La nécessité de centraliser les informations relatives aux attaques par gaz, ainsi que l’obligation d’utiliser la compétence de spécialistes, pour mettre en œuvre les solutions prises par l’intérieur et concernant les mesures de protection, vont apporter de nombreux changements dans le rôle des médecins et pharmaciens du Service de Santé.
Son rôle fondamental consiste à assurer la relève des blessés sur le front, leur transport, leur hospitalisation ou leur évacuation vers les zones de l’intérieur.
· A l’échelon de l’armée : on trouve en premier lieu les hôpitaux d’évacuation ou H.O.E. (Hôpitaux Origine d’Etape). Il existe aussi, comme nous avons pu le voir en prenant l’exemple de la Xe armée, un laboratoire de chimie et de bactériologie. Il effectue différentes analyses médicales ou médico-légales. Placé sous les ordres d’un médecin, il possède également un pharmacien et quelques aides.
·A l’échelon du corps d’armée : Il existe 8 ambulances, 6 sections d’hospitalisation et une section sanitaire automobile. Existe aussi un G.B.C. (Groupe de Brancardiers de Corps) auquel est rattaché un laboratoire de campagne, sous les ordres d’un médecin.
·A l’échelon de la division : un G.B.D. (Groupe de Brancardiers Divisionnaire) est dirigé par un médecin.
·A l’échelon du régiment : le service de santé régimentaire se charge de la relève des blessés et de leur évacuation sur les postes de secours. Il est complété, si nécessaire, par les G.B.C. et les G.B.D.
Immédiatement après l’attaque sur Ypres, le 22 avril 1915, Paris s’adressera au Service de Santé pour réunir toutes les informations nécessaires concernant la question des gaz de combat. Nous avons vu sommairement, au travers de quelques exemples, le rôle des formations à l’avant. En mai 1915, un pharmacien sera adjoint à chaque laboratoire de corps d’armée pour y effectuer des analyses alimentaires et bactériologiques, mais aussi pour centraliser toutes les informations relatives aux gaz.

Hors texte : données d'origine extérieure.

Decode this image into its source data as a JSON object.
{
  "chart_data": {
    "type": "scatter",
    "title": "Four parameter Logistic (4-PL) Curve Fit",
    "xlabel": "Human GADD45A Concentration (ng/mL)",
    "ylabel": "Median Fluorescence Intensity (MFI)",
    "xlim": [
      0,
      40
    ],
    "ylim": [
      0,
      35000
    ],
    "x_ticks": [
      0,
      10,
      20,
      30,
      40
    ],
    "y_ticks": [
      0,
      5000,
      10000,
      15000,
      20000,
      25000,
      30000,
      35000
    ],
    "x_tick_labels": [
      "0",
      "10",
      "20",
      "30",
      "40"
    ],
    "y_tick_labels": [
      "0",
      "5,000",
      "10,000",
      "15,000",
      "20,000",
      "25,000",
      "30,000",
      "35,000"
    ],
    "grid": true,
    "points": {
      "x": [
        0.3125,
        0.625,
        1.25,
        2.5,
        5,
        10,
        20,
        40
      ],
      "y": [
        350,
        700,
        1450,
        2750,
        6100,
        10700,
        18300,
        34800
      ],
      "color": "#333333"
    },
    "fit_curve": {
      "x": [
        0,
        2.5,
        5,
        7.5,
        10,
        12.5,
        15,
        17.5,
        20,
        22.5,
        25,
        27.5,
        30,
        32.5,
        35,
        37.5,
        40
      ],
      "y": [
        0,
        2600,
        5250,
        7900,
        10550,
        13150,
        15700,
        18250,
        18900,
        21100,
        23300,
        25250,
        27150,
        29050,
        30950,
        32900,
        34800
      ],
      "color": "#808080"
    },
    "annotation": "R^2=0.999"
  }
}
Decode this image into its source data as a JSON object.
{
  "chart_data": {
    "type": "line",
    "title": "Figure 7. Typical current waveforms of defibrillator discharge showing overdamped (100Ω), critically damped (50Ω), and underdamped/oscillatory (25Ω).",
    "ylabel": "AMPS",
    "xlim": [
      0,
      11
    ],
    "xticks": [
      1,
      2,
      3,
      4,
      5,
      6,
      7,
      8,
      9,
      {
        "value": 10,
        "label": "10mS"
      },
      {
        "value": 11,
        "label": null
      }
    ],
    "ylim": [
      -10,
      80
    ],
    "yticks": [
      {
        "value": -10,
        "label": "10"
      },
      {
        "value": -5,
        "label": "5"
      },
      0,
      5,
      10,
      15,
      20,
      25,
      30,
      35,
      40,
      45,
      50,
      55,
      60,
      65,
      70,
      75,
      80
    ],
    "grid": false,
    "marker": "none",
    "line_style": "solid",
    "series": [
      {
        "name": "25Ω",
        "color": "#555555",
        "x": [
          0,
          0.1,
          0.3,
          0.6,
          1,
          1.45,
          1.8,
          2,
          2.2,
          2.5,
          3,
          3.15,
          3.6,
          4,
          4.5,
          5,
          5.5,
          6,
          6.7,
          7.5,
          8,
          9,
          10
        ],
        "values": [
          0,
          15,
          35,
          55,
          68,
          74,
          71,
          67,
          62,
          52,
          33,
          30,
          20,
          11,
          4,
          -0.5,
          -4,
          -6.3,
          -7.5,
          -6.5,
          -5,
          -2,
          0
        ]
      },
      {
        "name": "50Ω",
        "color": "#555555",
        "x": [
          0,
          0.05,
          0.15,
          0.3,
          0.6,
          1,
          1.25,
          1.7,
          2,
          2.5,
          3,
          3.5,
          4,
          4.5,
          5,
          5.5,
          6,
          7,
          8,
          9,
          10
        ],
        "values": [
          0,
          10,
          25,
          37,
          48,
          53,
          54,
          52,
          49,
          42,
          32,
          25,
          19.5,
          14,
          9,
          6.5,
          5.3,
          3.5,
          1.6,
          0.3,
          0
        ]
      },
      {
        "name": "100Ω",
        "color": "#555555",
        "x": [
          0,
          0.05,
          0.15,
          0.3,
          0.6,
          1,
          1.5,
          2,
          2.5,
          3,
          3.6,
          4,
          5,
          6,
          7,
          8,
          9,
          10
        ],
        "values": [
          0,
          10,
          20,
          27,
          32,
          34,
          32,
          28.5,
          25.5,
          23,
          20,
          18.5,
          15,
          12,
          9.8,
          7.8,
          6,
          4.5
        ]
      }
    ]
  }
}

Rapidement, le nombre d'attaques chimiques sur le front se multipliant, André Kling ne put assurer sa mission d'enquête sur le front. En vue de compléter les enquêtes menées au front par Kling sur les attaques chimiques, et d’étoffer celles-ci de recherches médicales et médico-légales, on créa dès juin 1915 plusieurs centres médico-légaux. Chaque centre était dirigé par un médecin-chef qui ne dépendait que du général commandant en chef. Après chaque attaque par gaz dans son groupe d’armée et après avoir effectué une enquête et relevé différents échantillons sur place, il rédigeait un rapport qu’il adressait au laboratoire municipal. Pour effectuer son travail, il était en relation constante avec les pharmaciens toxicologues des laboratoires de toxicologie divisionnaire que nous verrons par la suite.
A leur création, seulement trois seront ouverts, un par groupe d’armée. Amiens pour le G.A. Nord, Châlons pour le G.A. du Centre, et Nancy pour le G.A. Est (installé dans les locaux de l'Ecole supérieure de pharmacie avec une annexe au laboratoire d'histologie de la Faculté de médecine, rue Lionnois). Par la suite, il en sera créé également à Toul (en février 1916) , Remirmont (en janvier 1916) et Bar-le-Duc (également en janvier 1916, installé au lycée national).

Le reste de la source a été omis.